Hep birlikte Allah’ın ipine sımsıkı sarılın ve ayrılığa düşmeyin. Allah’ın size olan nimetini anın. Hani siz birbirinize düşmandınız Allah gönüllerinizi birbirine yaklaştırdı da O’nun nimetiyle kardeş oldunuz. Bir ateş çukurunun kenarında idiniz, Allah sizi oradan kurtardı. Doğru yola erişmeniz için Allah size ayetlerini böyle açıklıyor.” (Ali İmran, 130)
Bölgemizdeki bu kan ve gözyaşına rağmen Yüce Allah müminlere vadini gerçekleştirecek ve kaybeden asla İslam olmayacaktır.
Davet Mektebi dergimizin bu sayısında asrını ve sonrasını derinden etkileyen; düşünceleriyle, yaşantısıyla ve şehadetiyle asrına ve sonrasına ışık saçan 20. yy’ın en büyük ve en önemli düşünürlerinden biri olan Seyyid Kutub’u dosya konusu olarak ele alıyoruz. Yazarımız Ekrem Özgüç, Mısır ve küresel tağutların zulüm ve işkencelerine göğüs gererek gayesi uğruna canını veren Şehid Seyyid Kutub’un kısaca hayat hikâyesini, İhvan-ı Müslimin hareketine katılışını, Seyyid Kutub’un deyimiyle “cahiliyeden hidayete dönemini, tevhidi anlayışı ve yaşayışını, islam dünyasındaki etkisini ve Kutub’u hedef alan haksız ve yanlış tenkitleri kaleme aldı. Yazarımız Molla Salih Turgut; derin bir araştırma ve analiz yazısıyla Seyyid Kutub’a yönelik tekfircilik suçlamalarına kaynaklarıyla cevaplar veriyor. Misafir yazarımız Kazım Sağlam ise “Seyyid Kutub’u nasıl okumalıyız” başlıklı yazısıyla bizlerle…
Ayrıca yazarımız Muhammed Özkılınç “Müzmin Hastalık TEKFİR” yazısıyla tekfircilik hastalığının İslam ümmetine verdiği tahribatları kaleme aldı. Seyyid Kutub’un mücadele ettiği emperyalist tağutlar, yerli işbirlikçileriyle beraber günümüzde de Müslümanlara kan kusturmaya devam etmektedirler.
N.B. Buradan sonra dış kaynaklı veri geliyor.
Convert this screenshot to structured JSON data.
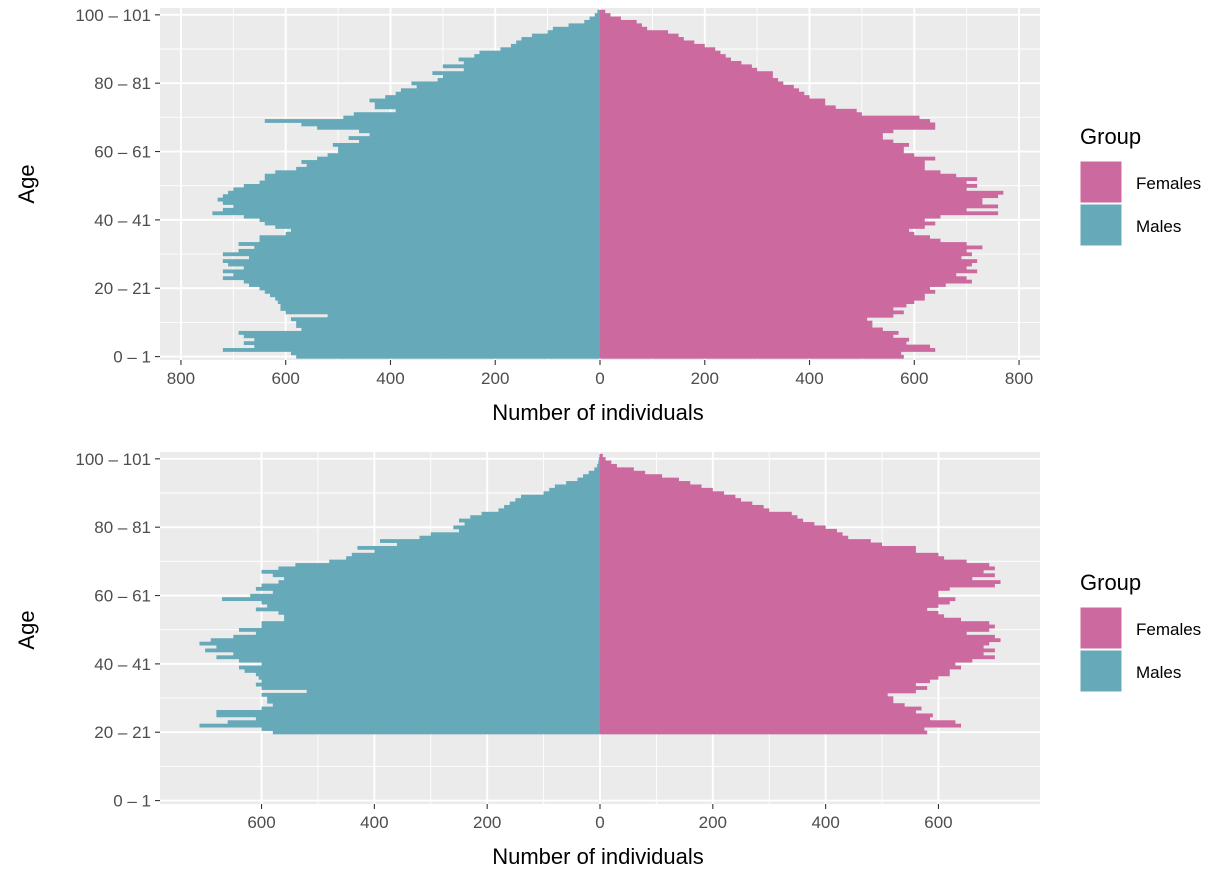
{
  "colors": {
    "Females": "#CC6A9F",
    "Males": "#66A9B8",
    "panel": "#EBEBEB",
    "grid": "#FFFFFF"
  },
  "chart_data": [
    {
      "type": "bar",
      "orientation": "horizontal",
      "xlabel": "Number of individuals",
      "ylabel": "Age",
      "xlim": [
        -840,
        840
      ],
      "ylim": [
        -1,
        102
      ],
      "grid": true,
      "legend": {
        "title": "Group",
        "position": "right",
        "entries": [
          "Females",
          "Males"
        ]
      },
      "x_ticks": [
        {
          "v": -800,
          "label": "800"
        },
        {
          "v": -600,
          "label": "600"
        },
        {
          "v": -400,
          "label": "400"
        },
        {
          "v": -200,
          "label": "200"
        },
        {
          "v": 0,
          "label": "0"
        },
        {
          "v": 200,
          "label": "200"
        },
        {
          "v": 400,
          "label": "400"
        },
        {
          "v": 600,
          "label": "600"
        },
        {
          "v": 800,
          "label": "800"
        }
      ],
      "y_ticks": [
        {
          "v": 0,
          "label": "0 – 1"
        },
        {
          "v": 20,
          "label": "20 – 21"
        },
        {
          "v": 40,
          "label": "40 – 41"
        },
        {
          "v": 60,
          "label": "60 – 61"
        },
        {
          "v": 80,
          "label": "80 – 81"
        },
        {
          "v": 100,
          "label": "100 – 101"
        }
      ],
      "age": [
        0,
        1,
        2,
        3,
        4,
        5,
        6,
        7,
        8,
        9,
        10,
        11,
        12,
        13,
        14,
        15,
        16,
        17,
        18,
        19,
        20,
        21,
        22,
        23,
        24,
        25,
        26,
        27,
        28,
        29,
        30,
        31,
        32,
        33,
        34,
        35,
        36,
        37,
        38,
        39,
        40,
        41,
        42,
        43,
        44,
        45,
        46,
        47,
        48,
        49,
        50,
        51,
        52,
        53,
        54,
        55,
        56,
        57,
        58,
        59,
        60,
        61,
        62,
        63,
        64,
        65,
        66,
        67,
        68,
        69,
        70,
        71,
        72,
        73,
        74,
        75,
        76,
        77,
        78,
        79,
        80,
        81,
        82,
        83,
        84,
        85,
        86,
        87,
        88,
        89,
        90,
        91,
        92,
        93,
        94,
        95,
        96,
        97,
        98,
        99,
        100,
        101
      ],
      "series": [
        {
          "name": "Females",
          "values": [
            580,
            575,
            640,
            630,
            585,
            590,
            560,
            570,
            540,
            520,
            520,
            510,
            560,
            580,
            560,
            585,
            600,
            620,
            620,
            640,
            630,
            660,
            710,
            700,
            680,
            720,
            700,
            710,
            720,
            690,
            710,
            700,
            730,
            700,
            650,
            630,
            600,
            590,
            620,
            640,
            620,
            650,
            760,
            700,
            760,
            730,
            730,
            760,
            770,
            700,
            720,
            700,
            720,
            680,
            650,
            620,
            620,
            620,
            640,
            600,
            580,
            580,
            590,
            560,
            540,
            540,
            560,
            640,
            640,
            630,
            610,
            500,
            490,
            450,
            430,
            430,
            400,
            390,
            380,
            370,
            350,
            340,
            330,
            330,
            300,
            290,
            270,
            250,
            240,
            230,
            220,
            200,
            180,
            160,
            150,
            130,
            90,
            80,
            70,
            40,
            20,
            10
          ]
        },
        {
          "name": "Males",
          "values": [
            580,
            590,
            720,
            660,
            680,
            660,
            680,
            690,
            570,
            580,
            580,
            590,
            520,
            600,
            610,
            610,
            615,
            620,
            630,
            640,
            650,
            670,
            680,
            720,
            700,
            720,
            680,
            710,
            720,
            670,
            720,
            690,
            660,
            690,
            650,
            650,
            600,
            590,
            620,
            640,
            650,
            680,
            740,
            720,
            700,
            720,
            730,
            720,
            710,
            700,
            680,
            650,
            640,
            640,
            620,
            580,
            560,
            570,
            540,
            520,
            500,
            500,
            510,
            460,
            480,
            440,
            460,
            540,
            570,
            640,
            490,
            470,
            390,
            430,
            430,
            440,
            410,
            390,
            380,
            350,
            360,
            310,
            300,
            320,
            260,
            300,
            260,
            270,
            240,
            230,
            190,
            170,
            160,
            150,
            130,
            100,
            90,
            60,
            30,
            20,
            10,
            5
          ]
        }
      ]
    },
    {
      "type": "bar",
      "orientation": "horizontal",
      "xlabel": "Number of individuals",
      "ylabel": "Age",
      "xlim": [
        -780,
        780
      ],
      "ylim": [
        -1,
        102
      ],
      "grid": true,
      "legend": {
        "title": "Group",
        "position": "right",
        "entries": [
          "Females",
          "Males"
        ]
      },
      "x_ticks": [
        {
          "v": -600,
          "label": "600"
        },
        {
          "v": -400,
          "label": "400"
        },
        {
          "v": -200,
          "label": "200"
        },
        {
          "v": 0,
          "label": "0"
        },
        {
          "v": 200,
          "label": "200"
        },
        {
          "v": 400,
          "label": "400"
        },
        {
          "v": 600,
          "label": "600"
        }
      ],
      "y_ticks": [
        {
          "v": 0,
          "label": "0 – 1"
        },
        {
          "v": 20,
          "label": "20 – 21"
        },
        {
          "v": 40,
          "label": "40 – 41"
        },
        {
          "v": 60,
          "label": "60 – 61"
        },
        {
          "v": 80,
          "label": "80 – 81"
        },
        {
          "v": 100,
          "label": "100 – 101"
        }
      ],
      "age": [
        20,
        21,
        22,
        23,
        24,
        25,
        26,
        27,
        28,
        29,
        30,
        31,
        32,
        33,
        34,
        35,
        36,
        37,
        38,
        39,
        40,
        41,
        42,
        43,
        44,
        45,
        46,
        47,
        48,
        49,
        50,
        51,
        52,
        53,
        54,
        55,
        56,
        57,
        58,
        59,
        60,
        61,
        62,
        63,
        64,
        65,
        66,
        67,
        68,
        69,
        70,
        71,
        72,
        73,
        74,
        75,
        76,
        77,
        78,
        79,
        80,
        81,
        82,
        83,
        84,
        85,
        86,
        87,
        88,
        89,
        90,
        91,
        92,
        93,
        94,
        95,
        96,
        97,
        98,
        99,
        100,
        101
      ],
      "series": [
        {
          "name": "Females",
          "values": [
            580,
            575,
            640,
            630,
            585,
            590,
            560,
            570,
            540,
            520,
            520,
            510,
            560,
            580,
            560,
            585,
            600,
            620,
            620,
            640,
            630,
            660,
            700,
            680,
            700,
            680,
            690,
            710,
            700,
            650,
            690,
            700,
            690,
            640,
            610,
            600,
            580,
            600,
            620,
            630,
            600,
            600,
            620,
            700,
            710,
            660,
            700,
            680,
            700,
            690,
            650,
            610,
            600,
            560,
            560,
            500,
            480,
            440,
            430,
            420,
            400,
            380,
            360,
            350,
            340,
            300,
            290,
            270,
            250,
            240,
            220,
            200,
            180,
            160,
            140,
            110,
            80,
            60,
            30,
            20,
            10,
            5
          ]
        },
        {
          "name": "Males",
          "values": [
            580,
            600,
            710,
            660,
            610,
            680,
            680,
            600,
            580,
            590,
            590,
            600,
            520,
            600,
            610,
            600,
            605,
            610,
            630,
            640,
            600,
            640,
            680,
            650,
            700,
            680,
            710,
            690,
            650,
            610,
            640,
            600,
            600,
            560,
            560,
            570,
            610,
            590,
            600,
            670,
            620,
            580,
            610,
            600,
            570,
            560,
            580,
            600,
            570,
            540,
            480,
            450,
            440,
            400,
            430,
            360,
            390,
            320,
            300,
            250,
            260,
            240,
            250,
            230,
            210,
            180,
            170,
            160,
            150,
            140,
            100,
            90,
            80,
            60,
            40,
            30,
            20,
            10,
            5,
            3,
            2,
            1
          ]
        }
      ]
    }
  ]
}
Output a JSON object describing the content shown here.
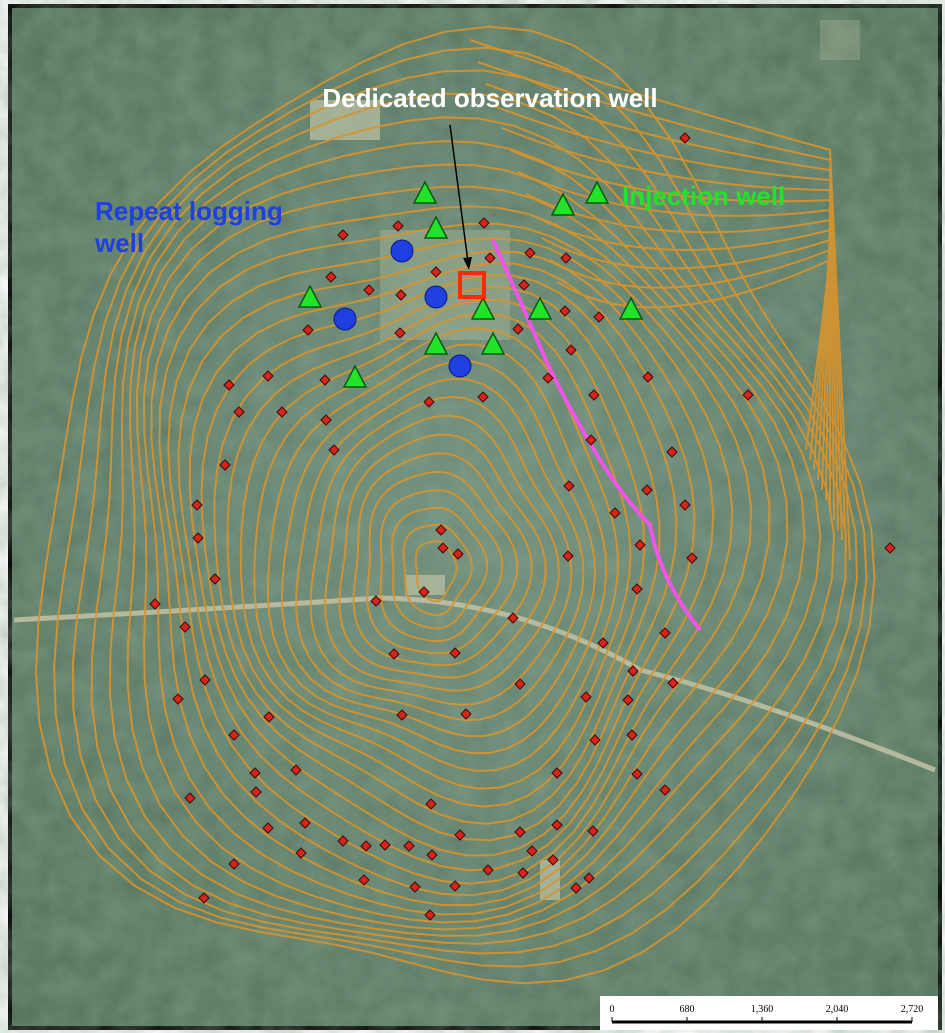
{
  "annotations": {
    "observation_well": "Dedicated observation well",
    "repeat_logging_well": "Repeat logging well",
    "injection_well": "Injection well"
  },
  "scale_bar": {
    "labels": [
      "0",
      "680",
      "1,360",
      "2,040",
      "2,720"
    ]
  }
}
Araştırmacı-yazar Ahmet Varol “İslam Dünyası” köşesinde “Küresel zulme Küresel terör: IŞİD” başlıklı yazısıyla şer güçlerinin İslam dünyasına musallat ettikleri terör örgütlerine ve kirli tuzaklarına değinerek İslam coğrafyasındaki gelişmeleri sizlerle paylaşmaktadır. Gündem Analiz yazarlarımız Mümin Yılmaz Suruç’ta ki terör olayı sonrası bölgemiz ve ülkemiz üzerinden oynanan oyun ve tuzaklar karşısında halkın “uyanık” olması ve inisiyatif alması gerektiğini yazdı. “Türkiye savaşa mı çekiliyor, savaş alanı mı oluyor” başlıklı yazısıyla yazarımız Ahmet Milli Türkiye’nin içinde bulunduğu sancılı dönemi çeşitli yönleriyle analiz etmektedir.” Dolunay, etrafında yoğun bir karanlık olduğunda çok daha iyi görülür! Eğer bir dolunay kadar ışık veriyorsan, etrafındaki karanlıklar senin ışığının değerini yükseltir! Karanlıklar, yakında görünecek bir dolunayın ortaya çıkacağının işaretidir…” diyen başyazarımız Recep Songül Peygamberler kıssalarından çıkardıkları derslerle ümmetin içine düştüğü ümitsizliğe ümit, mücadelesine heyecan katıyor.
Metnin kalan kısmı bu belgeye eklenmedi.